Recouvrer une facture impayée : la stratégie procédurale compte autant que la créance
Une facture impayée ne se résume pas à l’obtention d’une décision de justice. Pour une entreprise, l’objectif reste le paiement effectif. Or, selon l’attitude du débiteur, le montant en jeu et la solidité des pièces, l’injonction de payer n’est pas toujours la procédure la plus efficace.
La Cour de cassation a toutefois renforcé l’intérêt de cette procédure. Dans un avis du 25 septembre 2025, elle a précisé que l’injonction de payer n’est soumise, dans aucune de ses phases, à la tentative préalable de résolution amiable prévue par l’article 750-1 du Code de procédure civile. Ainsi, même pour une demande n’excédant pas 5 000 euros, le créancier peut saisir directement le juge.
Une procédure simple, mais soumise à des délais stricts
La demande est formée par requête, conformément à l’article 1407 du Code de procédure civile. Elle doit préciser le montant réclamé, son fondement et être accompagnée des justificatifs utiles. Si la créance paraît fondée, le juge peut rendre une ordonnance portant injonction de payer.
La procédure connaît en 2026 une évolution importante. Pour les ordonnances rendues à compter du 1er septembre 2026, la signification devra intervenir dans les trois mois, contre six mois sous le régime antérieur. À défaut, l’ordonnance sera non avenue. Le décret n° 2026-96 du 16 février 2026 modifie également les conditions dans lesquelles l’ordonnance acquiert les effets d’un titre exécutoire.
Le débiteur conserve la possibilité de former opposition dans le mois suivant la signification, sous réserve des règles particulières applicables lorsque celle-ci n’a pas été faite à personne. L’opposition transforme alors la procédure initialement non contradictoire en véritable débat judiciaire.
Dans les matières relevant de la procédure écrite ordinaire devant le tribunal judiciaire, le créancier doit notamment constituer avocat dans les délais prévus par le Code de procédure civile.

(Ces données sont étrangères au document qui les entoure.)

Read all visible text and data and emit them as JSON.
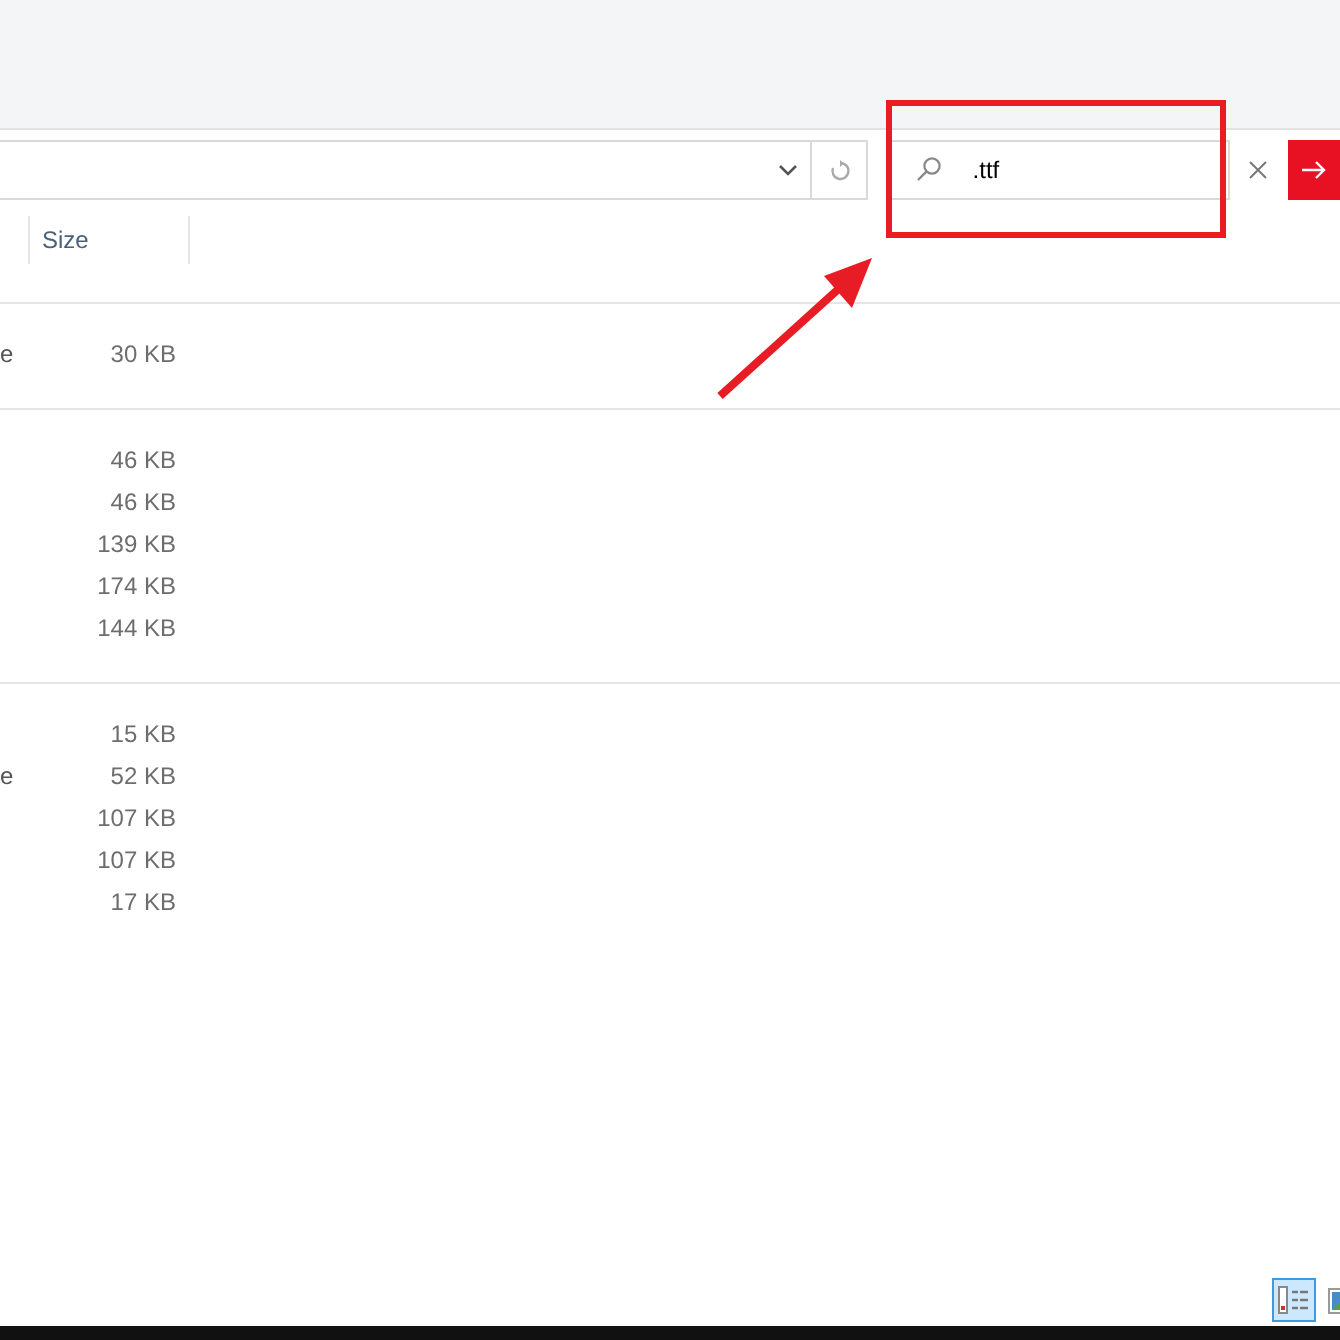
{
  "search": {
    "value": ".ttf"
  },
  "columns": [
    "Size"
  ],
  "groups": [
    {
      "rows": [
        {
          "column_1": "e",
          "size": "30 KB"
        }
      ]
    },
    {
      "rows": [
        {
          "size": "46 KB"
        },
        {
          "size": "46 KB"
        },
        {
          "size": "139 KB"
        },
        {
          "size": "174 KB"
        },
        {
          "size": "144 KB"
        }
      ]
    },
    {
      "rows": [
        {
          "size": "15 KB"
        },
        {
          "column_1": "e",
          "size": "52 KB"
        },
        {
          "size": "107 KB"
        },
        {
          "size": "107 KB"
        },
        {
          "size": "17 KB"
        }
      ]
    }
  ],
  "view_buttons": [
    {
      "kind": "details",
      "selected": true
    },
    {
      "kind": "thumbnails",
      "selected": false
    }
  ]
}
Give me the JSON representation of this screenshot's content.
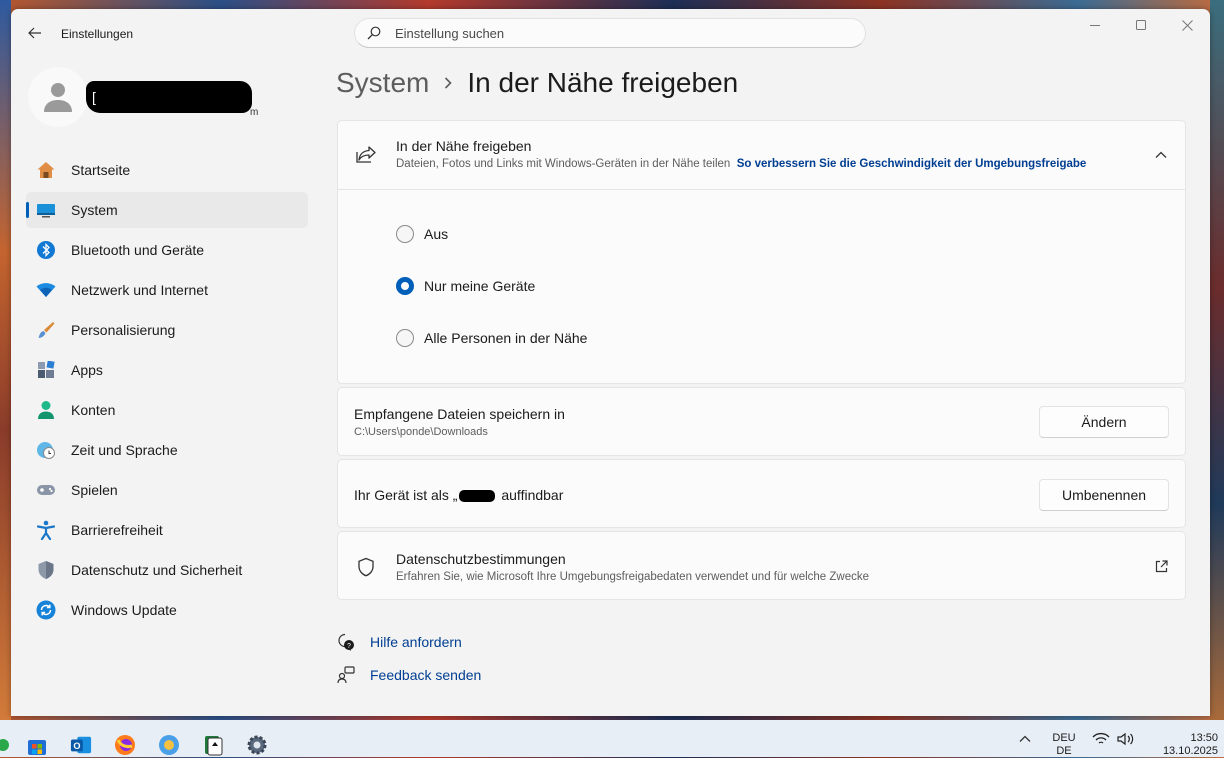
{
  "window": {
    "title": "Einstellungen",
    "controls": [
      "minimize",
      "maximize",
      "close"
    ]
  },
  "search": {
    "placeholder": "Einstellung suchen",
    "value": ""
  },
  "profile": {
    "name_visible": "[",
    "email_tail": "m"
  },
  "sidebar": {
    "items": [
      {
        "label": "Startseite",
        "icon": "home-icon",
        "active": false
      },
      {
        "label": "System",
        "icon": "display-icon",
        "active": true
      },
      {
        "label": "Bluetooth und Geräte",
        "icon": "bluetooth-icon",
        "active": false
      },
      {
        "label": "Netzwerk und Internet",
        "icon": "wifi-icon",
        "active": false
      },
      {
        "label": "Personalisierung",
        "icon": "brush-icon",
        "active": false
      },
      {
        "label": "Apps",
        "icon": "apps-icon",
        "active": false
      },
      {
        "label": "Konten",
        "icon": "account-icon",
        "active": false
      },
      {
        "label": "Zeit und Sprache",
        "icon": "clock-globe-icon",
        "active": false
      },
      {
        "label": "Spielen",
        "icon": "gamepad-icon",
        "active": false
      },
      {
        "label": "Barrierefreiheit",
        "icon": "accessibility-icon",
        "active": false
      },
      {
        "label": "Datenschutz und Sicherheit",
        "icon": "shield-icon",
        "active": false
      },
      {
        "label": "Windows Update",
        "icon": "update-icon",
        "active": false
      }
    ]
  },
  "breadcrumb": {
    "parent": "System",
    "current": "In der Nähe freigeben"
  },
  "nearby": {
    "title": "In der Nähe freigeben",
    "description": "Dateien, Fotos und Links mit Windows-Geräten in der Nähe teilen",
    "link": "So verbessern Sie die Geschwindigkeit der Umgebungsfreigabe",
    "options": [
      {
        "label": "Aus",
        "selected": false
      },
      {
        "label": "Nur meine Geräte",
        "selected": true
      },
      {
        "label": "Alle Personen in der Nähe",
        "selected": false
      }
    ]
  },
  "save_location": {
    "title": "Empfangene Dateien speichern in",
    "path": "C:\\Users\\ponde\\Downloads",
    "button": "Ändern"
  },
  "discoverable": {
    "prefix": "Ihr Gerät ist als „",
    "suffix": " auffindbar",
    "button": "Umbenennen"
  },
  "privacy": {
    "title": "Datenschutzbestimmungen",
    "description": "Erfahren Sie, wie Microsoft Ihre Umgebungsfreigabedaten verwendet und für welche Zwecke"
  },
  "help": {
    "get_help": "Hilfe anfordern",
    "feedback": "Feedback senden"
  },
  "taskbar": {
    "lang_top": "DEU",
    "lang_bottom": "DE",
    "time": "13:50",
    "date": "13.10.2025"
  },
  "colors": {
    "accent": "#005fb8",
    "link": "#003e92",
    "window_bg": "#f3f3f3",
    "card_bg": "#fbfbfb"
  }
}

Il doit alors démontrer l’existence, le montant et l’exigibilité de sa créance et répondre aux contestations soulevées par le débiteur.

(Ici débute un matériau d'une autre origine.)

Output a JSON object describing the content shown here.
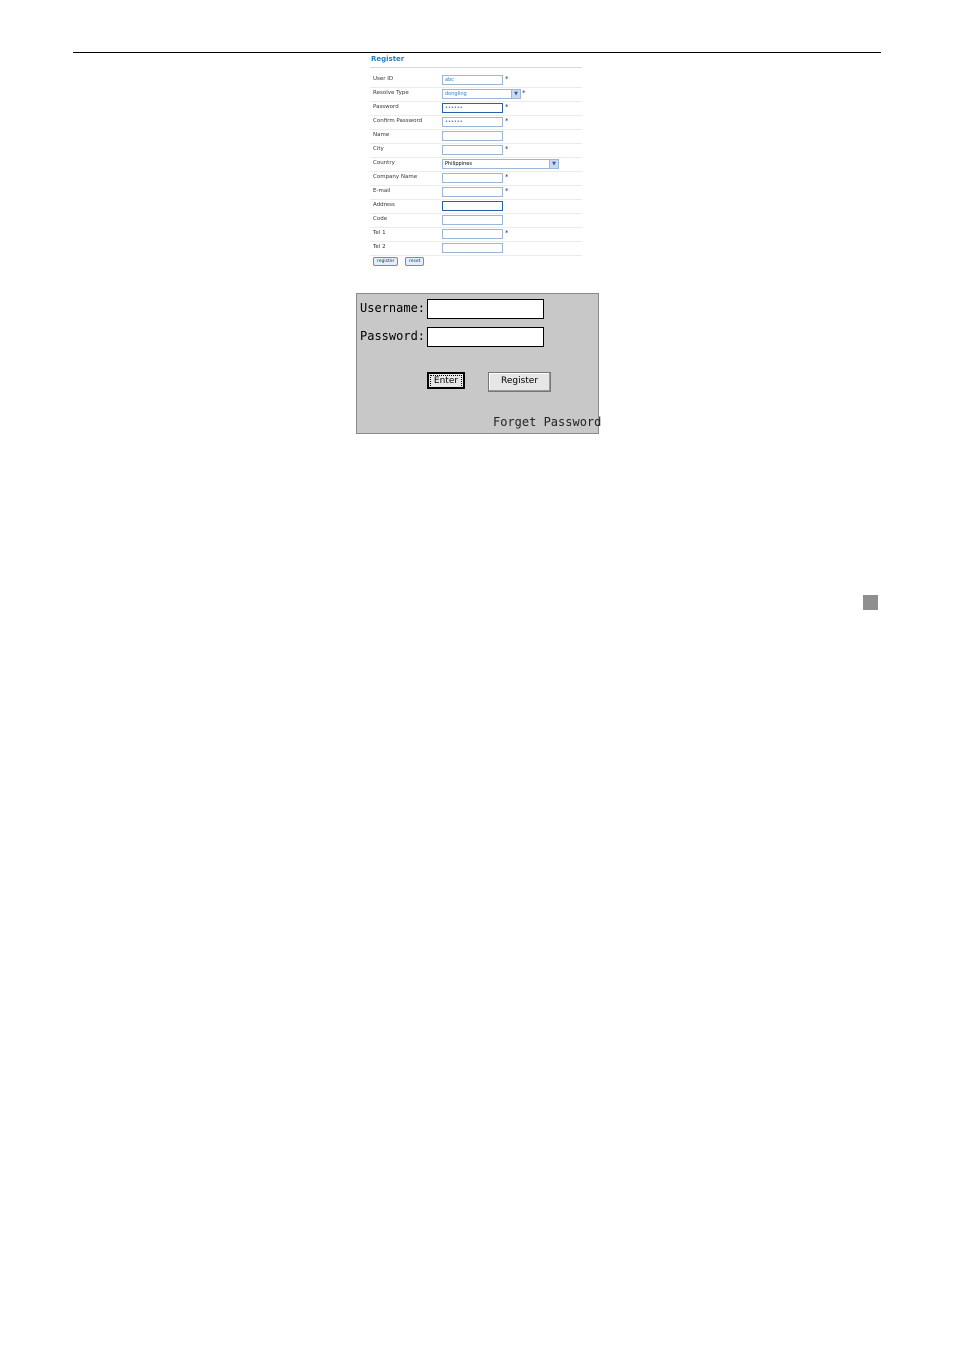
{
  "register": {
    "title": "Register",
    "fields": [
      {
        "label": "User ID",
        "value": "abc",
        "required": "*"
      },
      {
        "label": "Resolve Type",
        "value": "dongling",
        "required": "*"
      },
      {
        "label": "Password",
        "value": "••••••",
        "required": "*"
      },
      {
        "label": "Confirm Password",
        "value": "••••••",
        "required": "*"
      },
      {
        "label": "Name",
        "value": "",
        "required": ""
      },
      {
        "label": "City",
        "value": "",
        "required": "*"
      },
      {
        "label": "Country",
        "value": "Philippines",
        "required": ""
      },
      {
        "label": "Company Name",
        "value": "",
        "required": "*"
      },
      {
        "label": "E-mail",
        "value": "",
        "required": "*"
      },
      {
        "label": "Address",
        "value": "",
        "required": ""
      },
      {
        "label": "Code",
        "value": "",
        "required": ""
      },
      {
        "label": "Tel 1",
        "value": "",
        "required": "*"
      },
      {
        "label": "Tel 2",
        "value": "",
        "required": ""
      }
    ],
    "register_button": "register",
    "reset_button": "reset"
  },
  "login": {
    "username_label": "Username:",
    "password_label": "Password:",
    "enter_button": "Enter",
    "register_button": "Register",
    "forget_link": "Forget Password"
  },
  "icons": {
    "dropdown": "chevron-down-icon"
  },
  "colors": {
    "accent": "#2a7fc1",
    "panel_bg": "#c8c8c8",
    "marker": "#8f8f8f"
  }
}
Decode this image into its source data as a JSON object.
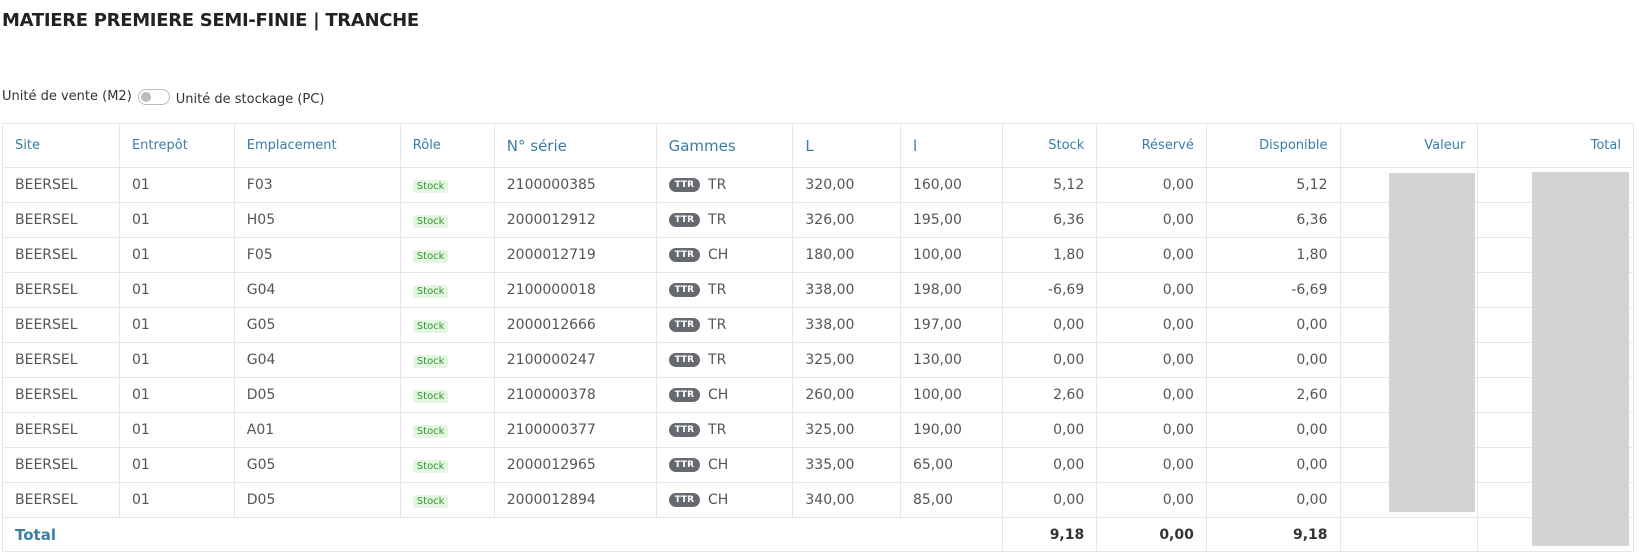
{
  "title": "MATIERE PREMIERE SEMI-FINIE | TRANCHE",
  "unit_toggle": {
    "left_label": "Unité de vente (M2)",
    "right_label": "Unité de stockage (PC)"
  },
  "table": {
    "headers": {
      "site": "Site",
      "entrepot": "Entrepôt",
      "emplacement": "Emplacement",
      "role": "Rôle",
      "serie": "N° série",
      "gammes": "Gammes",
      "L": "L",
      "l": "l",
      "stock": "Stock",
      "reserve": "Réservé",
      "disponible": "Disponible",
      "valeur": "Valeur",
      "total": "Total"
    },
    "rows": [
      {
        "site": "BEERSEL",
        "entrepot": "01",
        "emplacement": "F03",
        "role": "Stock",
        "serie": "2100000385",
        "gamme_badge": "TTR",
        "gamme": "TR",
        "L": "320,00",
        "l": "160,00",
        "stock": "5,12",
        "reserve": "0,00",
        "disponible": "5,12"
      },
      {
        "site": "BEERSEL",
        "entrepot": "01",
        "emplacement": "H05",
        "role": "Stock",
        "serie": "2000012912",
        "gamme_badge": "TTR",
        "gamme": "TR",
        "L": "326,00",
        "l": "195,00",
        "stock": "6,36",
        "reserve": "0,00",
        "disponible": "6,36"
      },
      {
        "site": "BEERSEL",
        "entrepot": "01",
        "emplacement": "F05",
        "role": "Stock",
        "serie": "2000012719",
        "gamme_badge": "TTR",
        "gamme": "CH",
        "L": "180,00",
        "l": "100,00",
        "stock": "1,80",
        "reserve": "0,00",
        "disponible": "1,80"
      },
      {
        "site": "BEERSEL",
        "entrepot": "01",
        "emplacement": "G04",
        "role": "Stock",
        "serie": "2100000018",
        "gamme_badge": "TTR",
        "gamme": "TR",
        "L": "338,00",
        "l": "198,00",
        "stock": "-6,69",
        "reserve": "0,00",
        "disponible": "-6,69"
      },
      {
        "site": "BEERSEL",
        "entrepot": "01",
        "emplacement": "G05",
        "role": "Stock",
        "serie": "2000012666",
        "gamme_badge": "TTR",
        "gamme": "TR",
        "L": "338,00",
        "l": "197,00",
        "stock": "0,00",
        "reserve": "0,00",
        "disponible": "0,00"
      },
      {
        "site": "BEERSEL",
        "entrepot": "01",
        "emplacement": "G04",
        "role": "Stock",
        "serie": "2100000247",
        "gamme_badge": "TTR",
        "gamme": "TR",
        "L": "325,00",
        "l": "130,00",
        "stock": "0,00",
        "reserve": "0,00",
        "disponible": "0,00"
      },
      {
        "site": "BEERSEL",
        "entrepot": "01",
        "emplacement": "D05",
        "role": "Stock",
        "serie": "2100000378",
        "gamme_badge": "TTR",
        "gamme": "CH",
        "L": "260,00",
        "l": "100,00",
        "stock": "2,60",
        "reserve": "0,00",
        "disponible": "2,60"
      },
      {
        "site": "BEERSEL",
        "entrepot": "01",
        "emplacement": "A01",
        "role": "Stock",
        "serie": "2100000377",
        "gamme_badge": "TTR",
        "gamme": "TR",
        "L": "325,00",
        "l": "190,00",
        "stock": "0,00",
        "reserve": "0,00",
        "disponible": "0,00"
      },
      {
        "site": "BEERSEL",
        "entrepot": "01",
        "emplacement": "G05",
        "role": "Stock",
        "serie": "2000012965",
        "gamme_badge": "TTR",
        "gamme": "CH",
        "L": "335,00",
        "l": "65,00",
        "stock": "0,00",
        "reserve": "0,00",
        "disponible": "0,00"
      },
      {
        "site": "BEERSEL",
        "entrepot": "01",
        "emplacement": "D05",
        "role": "Stock",
        "serie": "2000012894",
        "gamme_badge": "TTR",
        "gamme": "CH",
        "L": "340,00",
        "l": "85,00",
        "stock": "0,00",
        "reserve": "0,00",
        "disponible": "0,00"
      }
    ],
    "totals": {
      "label": "Total",
      "stock": "9,18",
      "reserve": "0,00",
      "disponible": "9,18"
    }
  },
  "colors": {
    "header_text": "#3a7ea6",
    "stock_badge_bg": "#e4f6e2",
    "stock_badge_text": "#2e9a2e",
    "ttr_badge_bg": "#666a70",
    "masked": "#d3d3d3"
  }
}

Le référé-provision, une alternative à envisager
Lorsque l’obligation n’est pas sérieusement contestable, le référé-provision peut constituer une voie plus adaptée. Les articles 835 et 873 du Code de procédure civile permettent au juge des référés d’accorder une provision devant le tribunal judiciaire ou le tribunal de commerce, selon la juridiction compétente.
La Cour de cassation a rappelé, dans un arrêt du 3 septembre 2025, que cette mesure suppose une obligation dont l’existence ne fait pas l’objet d’une contestation sérieuse. Le référé peut donc être pertinent lorsque les pièces contractuelles, les factures, les bons de commande ou les échanges entre les parties établissent clairement la dette, mais que le débiteur cherche à retarder le règlement.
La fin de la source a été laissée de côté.